A Compressed Self-Index for Genomic Databases by Travis Gagie, Juha Kärkkäinen, Yakov Nekrich, and Simon J. Puglisi.
Abstract:
Advances in DNA sequencing technology will soon result in databases of thousands of genomes. Within a species, individuals’ genomes are almost exact copies of each other; e.g., any two human genomes are 99.9% the same. Relative Lempel-Ziv (RLZ) compression takes advantage of this property: it stores the first genome uncompressed or as an FM-index, then compresses the other genomes with a variant of LZ77 that copies phrases only from the first genome. RLZ achieves good compression and supports fast random access; in this paper we show how to support fast search as well, thus obtaining an efficient compressed self-index.
As the authors note, an area with rapidly increasing need for efficient effective indexing.
It would be a step forward to see a comparison of this method on a common genome set with:
- A hash trie filter method for approximate string matching in genomic databases by Ye-In Chang, Jiun-Rung Chen, and Min-Tze Hsu. Applied Intelligence, Volume 33 Issue 1, August 2010, Kluwer Academic Publishers Hingham, MA, USA.
- Bitmapped Vector Trie, Extreme Cleverness: Functional Data Structures in Scala (presentation by Daniel Spiewak), http://github.com/djspiewak/extreme-cleverness (source code).
I suppose I am presuming a common genome data set for indexing demonstrations.
Questions:
- Is there a common genome data set for comparison of indexing techniques?

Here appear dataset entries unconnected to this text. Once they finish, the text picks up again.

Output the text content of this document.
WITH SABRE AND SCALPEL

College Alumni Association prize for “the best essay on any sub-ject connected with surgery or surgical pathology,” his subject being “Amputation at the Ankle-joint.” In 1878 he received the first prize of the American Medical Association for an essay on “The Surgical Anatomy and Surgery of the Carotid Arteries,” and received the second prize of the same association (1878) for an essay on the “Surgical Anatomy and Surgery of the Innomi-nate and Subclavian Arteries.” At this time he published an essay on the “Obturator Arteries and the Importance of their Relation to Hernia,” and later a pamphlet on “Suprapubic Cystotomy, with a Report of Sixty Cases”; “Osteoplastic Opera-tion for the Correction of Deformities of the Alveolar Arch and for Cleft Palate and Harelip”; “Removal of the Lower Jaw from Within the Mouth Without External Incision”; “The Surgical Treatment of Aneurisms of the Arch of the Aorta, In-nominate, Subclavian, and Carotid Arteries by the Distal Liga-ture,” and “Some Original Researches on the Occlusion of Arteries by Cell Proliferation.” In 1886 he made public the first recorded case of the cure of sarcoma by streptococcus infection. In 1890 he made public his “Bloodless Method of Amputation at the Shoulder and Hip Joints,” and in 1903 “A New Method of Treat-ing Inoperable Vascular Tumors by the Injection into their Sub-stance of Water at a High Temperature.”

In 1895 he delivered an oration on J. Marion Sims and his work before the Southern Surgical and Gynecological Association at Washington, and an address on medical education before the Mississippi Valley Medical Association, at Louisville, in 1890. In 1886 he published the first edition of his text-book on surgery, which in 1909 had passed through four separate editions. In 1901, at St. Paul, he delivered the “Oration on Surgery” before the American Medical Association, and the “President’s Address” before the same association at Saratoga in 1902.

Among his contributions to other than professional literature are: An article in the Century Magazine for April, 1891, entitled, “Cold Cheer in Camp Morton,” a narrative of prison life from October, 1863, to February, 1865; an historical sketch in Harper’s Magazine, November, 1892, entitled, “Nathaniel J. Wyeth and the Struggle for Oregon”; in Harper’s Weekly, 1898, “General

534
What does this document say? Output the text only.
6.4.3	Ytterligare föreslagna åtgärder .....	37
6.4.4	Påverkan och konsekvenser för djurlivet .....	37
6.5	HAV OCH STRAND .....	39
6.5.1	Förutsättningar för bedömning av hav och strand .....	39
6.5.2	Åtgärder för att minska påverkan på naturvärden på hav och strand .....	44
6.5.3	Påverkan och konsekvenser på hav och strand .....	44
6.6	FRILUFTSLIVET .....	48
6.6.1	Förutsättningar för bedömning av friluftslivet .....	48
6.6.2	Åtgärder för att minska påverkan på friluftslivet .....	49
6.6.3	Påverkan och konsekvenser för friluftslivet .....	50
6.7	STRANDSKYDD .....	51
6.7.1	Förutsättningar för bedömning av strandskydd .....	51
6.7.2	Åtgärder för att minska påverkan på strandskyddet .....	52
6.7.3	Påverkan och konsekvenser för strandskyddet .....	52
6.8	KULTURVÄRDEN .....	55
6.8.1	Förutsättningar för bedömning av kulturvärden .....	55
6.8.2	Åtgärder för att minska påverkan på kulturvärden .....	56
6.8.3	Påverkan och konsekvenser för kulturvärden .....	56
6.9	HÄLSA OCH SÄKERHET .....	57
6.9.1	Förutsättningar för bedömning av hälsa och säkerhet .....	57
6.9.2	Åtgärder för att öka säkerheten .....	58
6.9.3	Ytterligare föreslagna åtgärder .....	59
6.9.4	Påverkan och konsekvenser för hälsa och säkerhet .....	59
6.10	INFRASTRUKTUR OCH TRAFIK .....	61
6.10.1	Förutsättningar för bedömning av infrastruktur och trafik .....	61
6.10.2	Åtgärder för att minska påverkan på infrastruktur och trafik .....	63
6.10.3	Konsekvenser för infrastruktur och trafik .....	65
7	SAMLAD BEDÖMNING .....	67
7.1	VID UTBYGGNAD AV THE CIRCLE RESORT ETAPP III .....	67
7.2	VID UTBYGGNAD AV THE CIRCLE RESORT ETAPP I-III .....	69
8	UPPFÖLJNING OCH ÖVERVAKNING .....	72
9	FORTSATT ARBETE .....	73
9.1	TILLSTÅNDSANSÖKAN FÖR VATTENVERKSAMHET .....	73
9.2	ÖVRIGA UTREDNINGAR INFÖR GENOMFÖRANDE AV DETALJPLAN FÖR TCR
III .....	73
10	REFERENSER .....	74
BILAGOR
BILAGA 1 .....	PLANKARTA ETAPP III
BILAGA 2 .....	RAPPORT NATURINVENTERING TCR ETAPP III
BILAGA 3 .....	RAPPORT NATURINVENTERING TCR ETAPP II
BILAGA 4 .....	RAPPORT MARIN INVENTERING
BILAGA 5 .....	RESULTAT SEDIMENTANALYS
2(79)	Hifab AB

- Are there other indexing techniques that should be included in a comparison?
Obviously important for topic maps used in genome projects.
But insights about identification of subjects that vary only slightly in one (or more) dimensions to identify different subjects, will be useful in other contexts.
An easy example would be isotopes. Let’s see, ah, celestial or other coordinate systems. Don’t know but would guess that spectra from stars/galaxies are largely common. (Do you know for sure?) What other data sets have subjects that are identified on the basis of small or incremental changes in a largely identical identifier?